The concern of the Opposition, then stated and reiterated this afternoon, is that, while the Curtis report makes some very positive suggestions in respect of procedural reforms for the courts, we have real reservations about proposals for structural reform. I would like at this stage to join the Attorney in putting on record the Opposition's thanks for the work that Mr Curtis has done, particularly in respect of the procedural reforms where he has had something of a free hand and has come up with some very positive suggestions which I am sure will be referred to as the reforms emerging from the Curtis report.

In respect of the structural change, however, the Opposition is concerned that perhaps these should not be referred to as the Curtis reforms; they are very much the Collaery reforms. Mr Curtis, in his brief, was specifically directed to look at a unified court structure. The consultant brief says:

By "unified court structure", the Attorney-General has in mind a structure that would consist of two complementary parts: (1) a Supreme Court dedicated to the hearing of appeals, important first instance matters, and matters that for constitutional or other reasons could only be heard by the Supreme Court; and (2) a lower court (which might be styled the Canberra Court) that would amalgamate the jurisdictions of the Magistrates Court, the Administrative Appeals Tribunal (and possibly the jurisdiction of other determinative/adjudicative bodies such as the Credit Tribunal and the Parole Board).
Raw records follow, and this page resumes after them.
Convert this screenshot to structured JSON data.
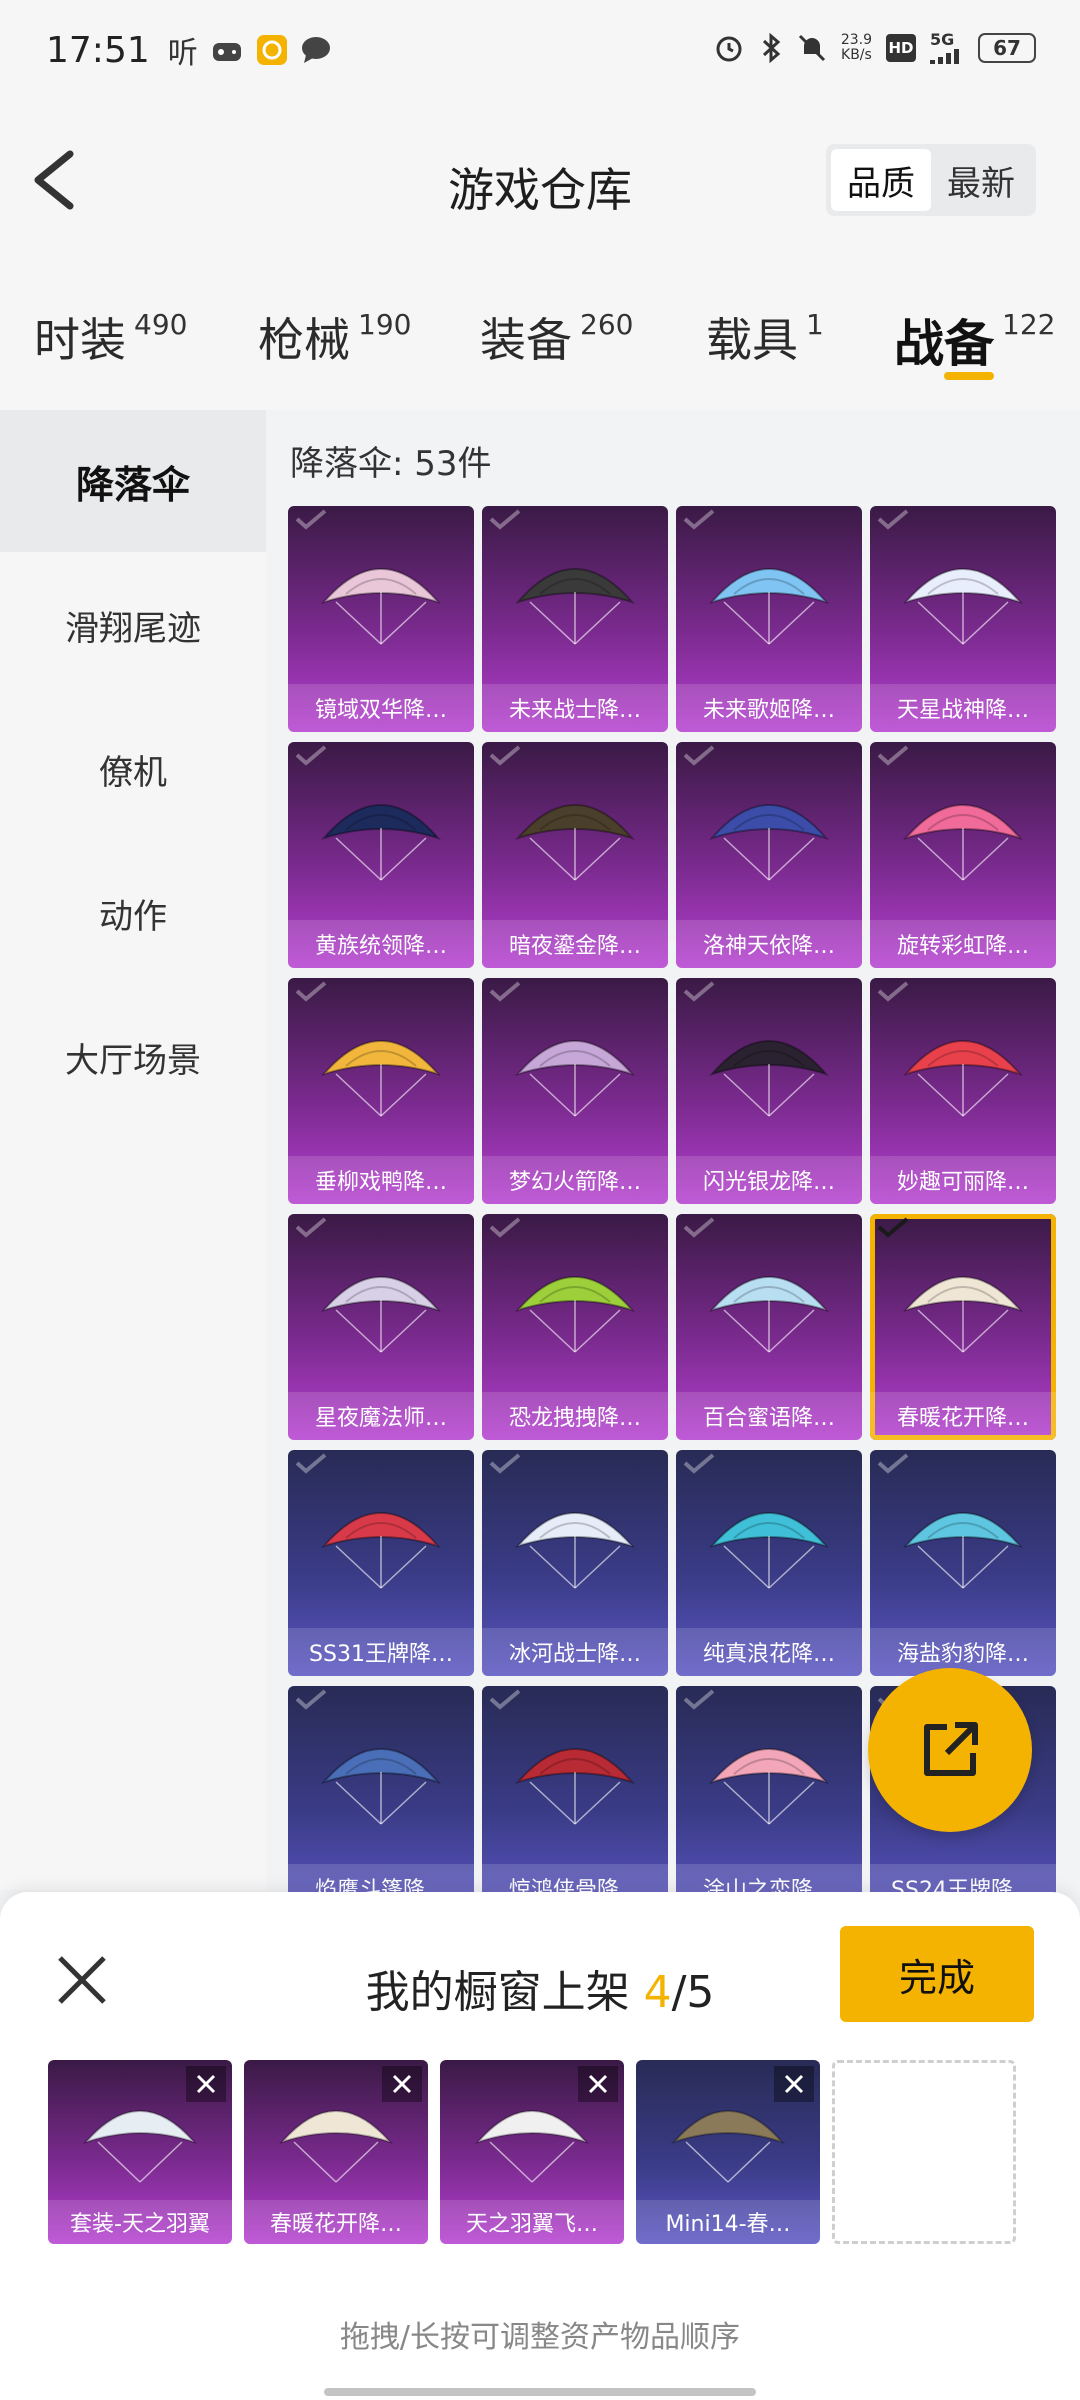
{
  "status_bar": {
    "time": "17:51",
    "app_icon_text": "听",
    "net_speed_value": "23.9",
    "net_speed_unit": "KB/s",
    "hd_label": "HD",
    "network": "5G",
    "battery": "67",
    "icons": [
      "game-icon",
      "app-orange-icon",
      "message-icon",
      "alarm-icon",
      "bluetooth-icon",
      "mute-icon",
      "signal-icon"
    ]
  },
  "header": {
    "title": "游戏仓库",
    "sort_options": [
      "品质",
      "最新"
    ],
    "sort_active": "品质"
  },
  "tabs": [
    {
      "label": "时装",
      "count": "490"
    },
    {
      "label": "枪械",
      "count": "190"
    },
    {
      "label": "装备",
      "count": "260"
    },
    {
      "label": "载具",
      "count": "1"
    },
    {
      "label": "战备",
      "count": "122"
    }
  ],
  "active_tab": "战备",
  "sidebar": {
    "items": [
      "降落伞",
      "滑翔尾迹",
      "僚机",
      "动作",
      "大厅场景"
    ],
    "active": "降落伞"
  },
  "main": {
    "count_label": "降落伞: 53件",
    "items": [
      {
        "name": "镜域双华降…",
        "color": "purple",
        "art": "#e9c6d8",
        "owned": true,
        "selected": false
      },
      {
        "name": "未来战士降…",
        "color": "purple",
        "art": "#3a3a3a",
        "owned": true,
        "selected": false
      },
      {
        "name": "未来歌姬降…",
        "color": "purple",
        "art": "#7fc4f2",
        "owned": true,
        "selected": false
      },
      {
        "name": "天星战神降…",
        "color": "purple",
        "art": "#e8eefc",
        "owned": true,
        "selected": false
      },
      {
        "name": "黄族统领降…",
        "color": "purple",
        "art": "#1d2a5c",
        "owned": true,
        "selected": false
      },
      {
        "name": "暗夜鎏金降…",
        "color": "purple",
        "art": "#4a3f2a",
        "owned": true,
        "selected": false
      },
      {
        "name": "洛神天依降…",
        "color": "purple",
        "art": "#3b4da8",
        "owned": true,
        "selected": false
      },
      {
        "name": "旋转彩虹降…",
        "color": "purple",
        "art": "#f06a9a",
        "owned": true,
        "selected": false
      },
      {
        "name": "垂柳戏鸭降…",
        "color": "purple",
        "art": "#f2b63c",
        "owned": true,
        "selected": false
      },
      {
        "name": "梦幻火箭降…",
        "color": "purple",
        "art": "#c7a6d8",
        "owned": true,
        "selected": false
      },
      {
        "name": "闪光银龙降…",
        "color": "purple",
        "art": "#2a2230",
        "owned": true,
        "selected": false
      },
      {
        "name": "妙趣可丽降…",
        "color": "purple",
        "art": "#e8414c",
        "owned": true,
        "selected": false
      },
      {
        "name": "星夜魔法师…",
        "color": "purple",
        "art": "#d8d0e6",
        "owned": true,
        "selected": false
      },
      {
        "name": "恐龙拽拽降…",
        "color": "purple",
        "art": "#9ccf3a",
        "owned": true,
        "selected": false
      },
      {
        "name": "百合蜜语降…",
        "color": "purple",
        "art": "#b8def2",
        "owned": true,
        "selected": false
      },
      {
        "name": "春暖花开降…",
        "color": "purple",
        "art": "#efe6d6",
        "owned": true,
        "selected": true
      },
      {
        "name": "SS31王牌降…",
        "color": "blue",
        "art": "#d93a4a",
        "owned": true,
        "selected": false
      },
      {
        "name": "冰河战士降…",
        "color": "blue",
        "art": "#e6ecf8",
        "owned": true,
        "selected": false
      },
      {
        "name": "纯真浪花降…",
        "color": "blue",
        "art": "#3fc0d8",
        "owned": true,
        "selected": false
      },
      {
        "name": "海盐豹豹降…",
        "color": "blue",
        "art": "#5fc6e2",
        "owned": true,
        "selected": false
      },
      {
        "name": "焰鹰斗篷降…",
        "color": "blue",
        "art": "#4a6fb8",
        "owned": true,
        "selected": false
      },
      {
        "name": "惊鸿侠骨降…",
        "color": "blue",
        "art": "#b82a34",
        "owned": true,
        "selected": false
      },
      {
        "name": "涂山之恋降…",
        "color": "blue",
        "art": "#f2a6b8",
        "owned": true,
        "selected": false
      },
      {
        "name": "SS24王牌降…",
        "color": "blue",
        "art": "#3a3f7a",
        "owned": true,
        "selected": false
      }
    ]
  },
  "showcase": {
    "title_prefix": "我的橱窗上架 ",
    "current": "4",
    "total": "/5",
    "done_label": "完成",
    "slots": [
      {
        "name": "套装-天之羽翼",
        "color": "purple",
        "art": "#e6eef4"
      },
      {
        "name": "春暖花开降…",
        "color": "purple",
        "art": "#efe6d6"
      },
      {
        "name": "天之羽翼飞…",
        "color": "purple",
        "art": "#f0f0f0"
      },
      {
        "name": "Mini14-春…",
        "color": "blue",
        "art": "#8a7a5a"
      }
    ],
    "hint": "拖拽/长按可调整资产物品顺序"
  },
  "colors": {
    "accent": "#f5b301",
    "purple_rarity": "#b53fd0",
    "blue_rarity": "#5a55c2"
  }
}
So, Mr Speaker, on that fundamental structural reform, the so-called unified court structure, Mr Curtis was not given a free hand. He was not, in effect, asked what would be the best model for reform of the Canberra courts. He was told to report on this type of reform. It is on that preliminary point that the Opposition parts company with the Government.

I welcome the remarks that Mr Collaery made that indicated that the Government is not locked in to any definite model for reform. I am pleased to hear that. I hope that the process of consultation, debate and discussion on this issue that the Attorney has outlined this afternoon, that will involve the community and the profession and that may at some stage involve the Community Law Reform Committee - we would favour it being referred to the Community Law Reform Committee at an early stage - will focus on the question of what is the appropriate structure for courts in Canberra, not the question of how we implement the Collaery model, the so-called unified court structure.